There are some days when I'm glad I'm so lazy that I can’t
even get up from the sofa where I'm typing this whilst watching Mythbusters
blow something up for the three millionth time to find my wallet. Otherwise, if
I were more go getting and active, I might have got up, found my wallet and
dropped £200 on this pile of geek-crack.
Pay attention 007, just in case your presentation is too big to email... |
Yup, wifi cufflinks. Utterly pointless and utterly useless but also great in a kind of super cyber spy/ultimate consultant kind of way. They have a wee dongle thing which you can plug into your laptop to make it a wifi hotspot (possibly redundant to share your laptop wifi no?) and a mildly parsimonious 2Gb USB stick in the other. You know, total cobblers but sneakily wonderful. “has anyone got a USB drive?” Why yesh money-penny” and watch as the nearest “choose-your-gender-I-can’t-be-arsed-with-sexist-assumptions-today” hottie faints at your awesome geek powers as you whip it out from your cufflinks.
I can’t explain it, I know these are utter, utter crap and
very expensive utter crap as well, but part of me, the part we don’t talk about
part of me, the one all of us who work in technology share to one degree or
another, wants these.
In fact selling to the technology community is a piece of
piss if you can work this out. It’s the lure of basic functionality mixed with a
“shiney-thing” veneer of classy design with perhaps a soupçon of exclusivity
and panache. This explains much, from the success of Apple’s kit to much of the
buzz around various social media venues. Let’s face it, there is a lot of so
called cool kit out there which adds very little to our lives yet we lust after
its combination of exclusivity and supposed sex appeal to the point where we
turn off large parts of our critical and analytical facilities to justify our purchase. Too easily we
become rabid fanboys/fangirls, slave to which ever purveyor of tat we have
persuaded ourselves is wonderful beyond belief.

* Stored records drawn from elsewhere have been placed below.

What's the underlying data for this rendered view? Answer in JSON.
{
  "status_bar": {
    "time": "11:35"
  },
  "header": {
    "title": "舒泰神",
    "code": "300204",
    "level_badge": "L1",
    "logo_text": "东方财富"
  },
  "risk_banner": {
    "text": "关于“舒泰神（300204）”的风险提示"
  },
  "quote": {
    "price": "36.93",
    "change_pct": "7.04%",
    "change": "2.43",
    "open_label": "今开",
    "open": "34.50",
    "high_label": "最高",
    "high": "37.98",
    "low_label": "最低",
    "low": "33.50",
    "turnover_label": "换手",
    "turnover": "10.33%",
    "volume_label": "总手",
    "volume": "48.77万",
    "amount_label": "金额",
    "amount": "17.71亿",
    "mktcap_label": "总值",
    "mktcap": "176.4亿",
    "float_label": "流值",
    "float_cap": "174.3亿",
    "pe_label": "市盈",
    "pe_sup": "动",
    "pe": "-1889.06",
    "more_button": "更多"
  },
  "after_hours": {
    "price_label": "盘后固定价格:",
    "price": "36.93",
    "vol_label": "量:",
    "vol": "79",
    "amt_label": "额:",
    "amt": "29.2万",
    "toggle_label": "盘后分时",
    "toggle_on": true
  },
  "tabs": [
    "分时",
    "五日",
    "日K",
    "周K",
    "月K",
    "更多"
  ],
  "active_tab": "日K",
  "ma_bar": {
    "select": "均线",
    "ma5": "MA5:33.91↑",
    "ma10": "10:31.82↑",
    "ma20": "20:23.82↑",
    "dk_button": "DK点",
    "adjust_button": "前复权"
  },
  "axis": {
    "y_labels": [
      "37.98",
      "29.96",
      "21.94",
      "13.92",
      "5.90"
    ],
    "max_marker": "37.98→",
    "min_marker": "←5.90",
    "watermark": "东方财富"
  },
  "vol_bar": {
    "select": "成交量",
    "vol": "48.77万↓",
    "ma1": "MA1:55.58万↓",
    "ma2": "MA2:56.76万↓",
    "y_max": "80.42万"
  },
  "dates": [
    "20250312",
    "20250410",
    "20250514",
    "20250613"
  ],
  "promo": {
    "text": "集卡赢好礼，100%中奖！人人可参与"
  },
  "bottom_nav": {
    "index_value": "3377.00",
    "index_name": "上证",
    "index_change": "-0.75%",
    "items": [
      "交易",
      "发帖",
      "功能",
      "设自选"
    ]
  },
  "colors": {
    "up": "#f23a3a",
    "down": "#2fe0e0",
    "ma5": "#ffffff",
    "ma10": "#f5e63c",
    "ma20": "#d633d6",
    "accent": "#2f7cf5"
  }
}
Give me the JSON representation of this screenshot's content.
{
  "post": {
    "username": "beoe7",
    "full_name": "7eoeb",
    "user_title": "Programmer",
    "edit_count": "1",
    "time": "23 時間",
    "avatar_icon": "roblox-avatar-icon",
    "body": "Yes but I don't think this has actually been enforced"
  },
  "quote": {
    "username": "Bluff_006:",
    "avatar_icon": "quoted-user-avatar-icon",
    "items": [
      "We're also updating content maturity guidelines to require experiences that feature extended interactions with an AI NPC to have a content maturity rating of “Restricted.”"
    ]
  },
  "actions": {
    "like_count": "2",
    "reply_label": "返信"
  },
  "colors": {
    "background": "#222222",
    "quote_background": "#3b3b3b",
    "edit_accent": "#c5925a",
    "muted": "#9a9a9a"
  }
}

This is mildly harmless when applied to consumer goods. The choice
of which phone is better doesn’t really matter much* but when we bring our
technology prejudices to play in the enterprise arena then mistakes can start
to cost money and even, at worst case, lives. There are a lot of people out
there who will only recommend technology camp X or enterprise stack Y, even
when it’s wrong for the customer, unworkable in that scenario, poor value
or an unwinnable sale. I’ve been as guilty of this as anyone else in the past and had to learn painful and expensive lessons as to why I was wrong. This is why
we teach consultants and systems designers architecture. So that they
can analyse a customer’s requirements, produce a functional specification and
map that to the capabilities of various technologies and recommend the right
one for the customers needs. That or use it to justify their shonky “same as
always” technology choice in a weasely pseudo scientific way of course. Either
way systems architecture is important, the method of getting to the solution and working out exactly what it is you are supposed to be delivering is the best place to start work, even if you have to wear wifi cufflinks
to really be one.
Incidentally you can buy those cufflinks from here:wifi cufflinks... if you really have to.
* well apart from the fact it’s obviously my phone, your
phone is for doofuses, my phone makes me into a latter day James Bond/astronaut/billionaire.